Qu’est ce qu’il y aura de nouveau dans cette édition ?


H.J : Comme je l’ai dis, cela fait 15 années qu’il n’y a plus de contact officiel entre les experts du Maghreb et il n’y a plus de travail en commun qui se fasse. Donc, ce prochain congrès a pour objectif, à côté du contenu scientifique qui s’étale sur deux jours, de redynamiser le Comité Maghrébin et de constituer des comités techniques de travail par spécialité, qui vont tout de suite commencer à travailler et produire des recommandations techniques pour les prochaines rencontres. Il faut noter que depuis nos dernières rencontres de la fin des années 90, les codes nationaux ont évolué dans nos divers pays. Il faut donc et donc il y a en premier lieu présenter les changements réalisés pour se mettre au même niveau d’information afin d’aller de l’avant.
Le RPS 2000 V 2011 vient d’entrer en application mais beaucoup de professionnels n’en connaissent pas les principales nouveautés.
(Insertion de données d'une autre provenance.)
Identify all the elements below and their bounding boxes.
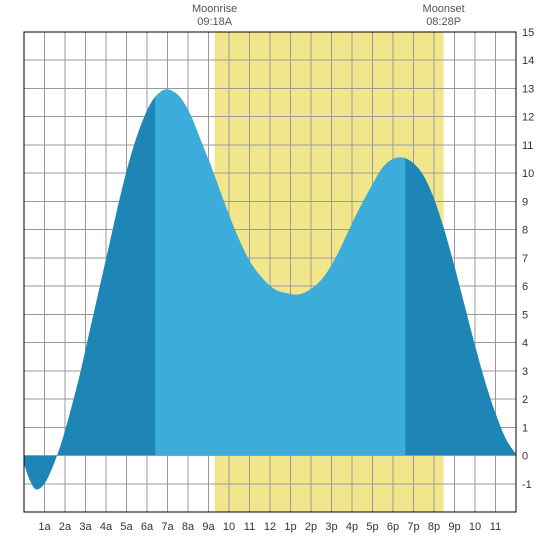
x-tick-label: 5a	[120, 521, 133, 533]
x-tick-label: 11	[244, 521, 255, 533]
y-tick-label: 14	[522, 55, 534, 67]
y-tick-label: 15	[522, 27, 534, 39]
y-tick-label: 3	[522, 366, 528, 378]
x-tick-label: 3p	[325, 521, 337, 533]
x-tick-label: 1a	[38, 521, 51, 533]
x-tick-label: 4a	[100, 521, 113, 533]
x-tick-label: 8a	[182, 521, 195, 533]
x-tick-label: 6p	[387, 521, 399, 533]
tide-chart: -101234567891011121314151a2a3a4a5a6a7a8a…	[0, 0, 550, 550]
y-tick-label: 7	[522, 253, 528, 265]
x-tick-label: 11	[490, 521, 501, 533]
moonrise-label: Moonrise	[192, 3, 237, 15]
x-tick-label: 10	[223, 521, 235, 533]
x-tick-label: 10	[469, 521, 481, 533]
x-tick-label: 3a	[79, 521, 92, 533]
x-tick-label: 5p	[366, 521, 378, 533]
y-tick-label: 9	[522, 196, 528, 208]
y-tick-label: 11	[522, 140, 533, 152]
y-tick-label: 4	[522, 338, 528, 350]
y-tick-label: 6	[522, 281, 528, 293]
x-tick-label: 9a	[202, 521, 215, 533]
y-tick-label: 13	[522, 83, 534, 95]
x-tick-label: 2p	[305, 521, 317, 533]
x-tick-label: 7a	[161, 521, 174, 533]
x-tick-label: 9p	[448, 521, 460, 533]
x-tick-label: 4p	[346, 521, 358, 533]
y-tick-label: 1	[522, 422, 528, 434]
x-tick-label: 2a	[59, 521, 72, 533]
moonset-label: Moonset	[423, 3, 465, 15]
x-tick-label: 6a	[141, 521, 154, 533]
x-tick-label: 8p	[428, 521, 440, 533]
y-tick-label: -1	[522, 479, 532, 491]
y-tick-label: 10	[522, 168, 534, 180]
y-tick-label: 2	[522, 394, 528, 406]
moonset-time: 08:28P	[426, 16, 461, 28]
x-tick-label: 12	[264, 521, 276, 533]
x-tick-label: 7p	[407, 521, 419, 533]
moonrise-time: 09:18A	[197, 16, 233, 28]
x-tick-label: 1p	[284, 521, 296, 533]
y-tick-label: 8	[522, 225, 528, 237]
y-tick-label: 5	[522, 309, 528, 321]
y-tick-label: 12	[522, 112, 534, 124]
chart-svg: -101234567891011121314151a2a3a4a5a6a7a8a…	[0, 0, 550, 550]
y-tick-label: 0	[522, 451, 528, 463]
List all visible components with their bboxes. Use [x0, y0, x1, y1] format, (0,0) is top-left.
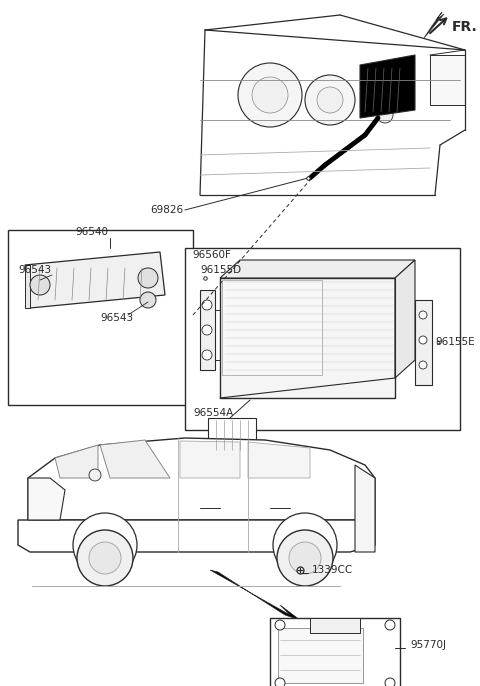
Circle shape: [140, 292, 156, 308]
Circle shape: [202, 350, 212, 360]
Circle shape: [73, 513, 137, 577]
Bar: [185, 248, 460, 430]
Bar: [8, 230, 193, 405]
Circle shape: [305, 75, 355, 125]
Circle shape: [30, 275, 50, 295]
Circle shape: [385, 678, 395, 686]
Circle shape: [419, 311, 427, 319]
Polygon shape: [100, 440, 170, 478]
Bar: [220, 278, 395, 398]
Text: 69826: 69826: [150, 205, 183, 215]
Circle shape: [289, 542, 321, 574]
Text: 1339CC: 1339CC: [312, 565, 353, 575]
Circle shape: [419, 336, 427, 344]
Polygon shape: [55, 445, 98, 478]
Text: 96155D: 96155D: [200, 265, 241, 275]
Polygon shape: [360, 55, 415, 118]
Text: 96554A: 96554A: [193, 408, 233, 418]
Polygon shape: [25, 265, 30, 308]
Circle shape: [138, 268, 158, 288]
Circle shape: [252, 77, 288, 113]
Circle shape: [89, 542, 121, 574]
Polygon shape: [28, 478, 65, 520]
Text: 96543: 96543: [18, 265, 51, 275]
Circle shape: [275, 678, 285, 686]
Text: 96543: 96543: [100, 313, 133, 323]
Text: 96560F: 96560F: [192, 250, 231, 260]
Text: 95770J: 95770J: [410, 640, 446, 650]
Bar: [310, 618, 360, 633]
Polygon shape: [395, 260, 415, 378]
Circle shape: [419, 361, 427, 369]
Circle shape: [317, 87, 343, 113]
Circle shape: [377, 107, 393, 123]
Polygon shape: [28, 438, 375, 520]
Text: FR.: FR.: [452, 20, 478, 34]
Circle shape: [275, 620, 285, 630]
Bar: [430, 55, 465, 105]
Circle shape: [202, 325, 212, 335]
Circle shape: [77, 530, 133, 586]
Circle shape: [89, 469, 101, 481]
Text: 96540: 96540: [75, 227, 108, 237]
Circle shape: [385, 620, 395, 630]
Bar: [208, 418, 256, 453]
Polygon shape: [200, 290, 215, 370]
Bar: [278, 628, 363, 683]
Bar: [270, 618, 400, 686]
Polygon shape: [415, 300, 432, 385]
Polygon shape: [220, 260, 415, 278]
Text: 96155E: 96155E: [435, 337, 475, 347]
Polygon shape: [18, 520, 375, 552]
Circle shape: [202, 300, 212, 310]
Circle shape: [277, 530, 333, 586]
Polygon shape: [248, 442, 310, 478]
Polygon shape: [355, 465, 375, 552]
Polygon shape: [210, 570, 300, 620]
Bar: [222, 280, 322, 375]
Circle shape: [238, 63, 302, 127]
Polygon shape: [25, 252, 165, 308]
Polygon shape: [180, 441, 240, 478]
Polygon shape: [424, 12, 444, 38]
Circle shape: [273, 513, 337, 577]
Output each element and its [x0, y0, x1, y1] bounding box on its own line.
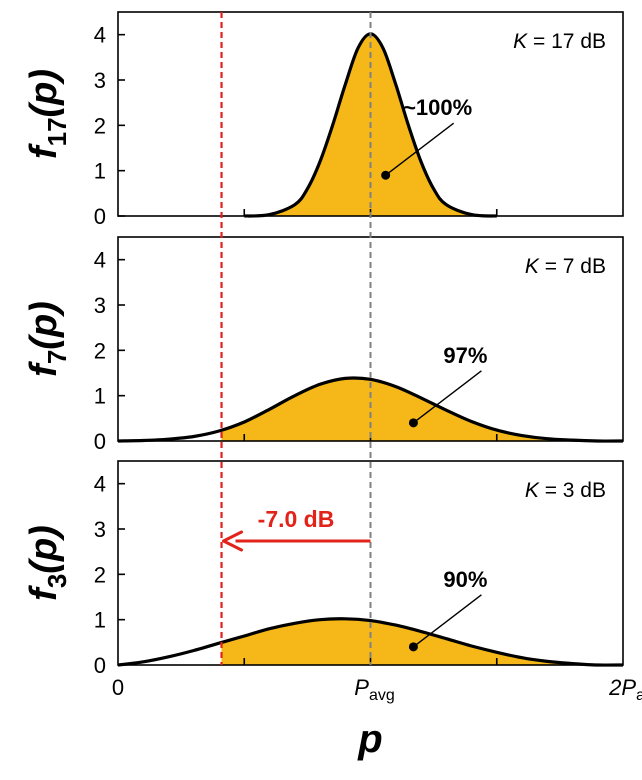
x-tick-label-2: 2Pa — [608, 675, 642, 704]
y-tick-label-2-2: 2 — [94, 338, 106, 363]
y-tick-label-2-4: 4 — [94, 248, 106, 273]
panel-3: 0 1 2 3 4 f3(p) K = 3 dB 90% — [23, 460, 624, 678]
y-axis-label-1: f17(p) — [23, 69, 72, 159]
share-dot-3 — [408, 642, 418, 652]
share-dot-2 — [408, 418, 418, 428]
y-axis-label-2: f7(p) — [23, 301, 72, 377]
density-curve-2 — [117, 376, 624, 443]
shift-label: -7.0 dB — [258, 506, 335, 532]
y-tick-label-1-4: 4 — [94, 23, 106, 48]
y-tick-label-3-0: 0 — [94, 653, 106, 678]
overlays: -7.0 dB — [220, 12, 372, 665]
k-label-1: K = 17 dB — [513, 30, 606, 53]
area-fill-2 — [221, 377, 623, 441]
x-tick-label-1: Pavg — [354, 675, 394, 704]
k-label-3: K = 3 dB — [525, 479, 606, 502]
panel-2: 0 1 2 3 4 f7(p) K = 7 dB 97% — [23, 236, 624, 454]
density-curve-3 — [117, 617, 624, 667]
x-tick-label-0: 0 — [112, 675, 124, 700]
y-tick-label-2-0: 0 — [94, 429, 106, 454]
y-axis-label-3: f3(p) — [23, 525, 72, 601]
share-leader-2 — [412, 370, 482, 424]
share-label-3: 90% — [443, 567, 487, 592]
y-tick-label-3-1: 1 — [94, 608, 106, 633]
y-tick-label-2-3: 3 — [94, 293, 106, 318]
y-tick-label-1-0: 0 — [94, 204, 106, 229]
y-tick-label-2-1: 1 — [94, 384, 106, 409]
y-tick-label-1-1: 1 — [94, 159, 106, 184]
share-label-2: 97% — [443, 343, 487, 368]
y-tick-label-3-3: 3 — [94, 517, 106, 542]
share-dot-1 — [381, 170, 391, 180]
area-fill-3 — [221, 618, 623, 665]
share-leader-1 — [385, 122, 455, 176]
x-axis-title: p — [357, 717, 382, 761]
panel-1: 0 1 2 3 4 f17(p) K = 17 dB ~100% — [23, 11, 624, 229]
y-tick-label-1-3: 3 — [94, 68, 106, 93]
panels: 0 1 2 3 4 f17(p) K = 17 dB ~100% 0 1 2 3 4 f7(p) K = 7… — [23, 11, 624, 678]
share-leader-3 — [412, 594, 482, 648]
y-tick-label-3-4: 4 — [94, 472, 106, 497]
y-tick-label-1-2: 2 — [94, 113, 106, 138]
x-axis: 0 Pavg 2Pa p — [112, 675, 642, 761]
shift-arrow-head — [222, 530, 244, 552]
share-label-1: ~100% — [403, 95, 472, 120]
k-label-2: K = 7 dB — [525, 255, 606, 278]
y-tick-label-3-2: 2 — [94, 562, 106, 587]
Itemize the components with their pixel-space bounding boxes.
Pouvez-vous nous décrire rapidement les nouveautés apportées par le nouveau code ?


H.J : Pour le PS 2000 V 2011, je pense qu’il y aura une présentation lors du congrès par un représentant du Ministère de l’Habitat et de la Politique de la Ville qui va donner les nouveautés par rapport au RPS 2000. Je peux tout de suite avancer que du point de vue géotechnique :
- il n’y a plus trois types de sol mais 5
- il n’y a plus trois zones de sécurité mais 5
Rien que ces deux aspects permettent une optimisation importante dans le dimensionnement des ouvrages et on en parlera lors du congrès.


Quels sont les pays invités qui, à votre avis, répondront présents ? De quelles expertises disposent-ils ?


H.J : Ce congrès Maghrébin est organisé au niveau du Maroc par l’Association Marocaine de Génie Parasismique avec le Ministère de l’Habitat de l’urbanisme et de la politique de la ville et le Laboratoire Public d’Essais et d’Etudes avec le concours de l’UISF (Union des Ingénieurs et Scientifiques Francophones). Comme coorganisateur de ce congrès il y a le Comité Algérien de Parasismique et l’Association Tunisienne de Génie Parasismique.
Le congrès est ouvert à toute communication qui entre dans le cadre du thème et il y a un comité scientifique qui arrêtera le programme et les communications qui méritent d’être exposées.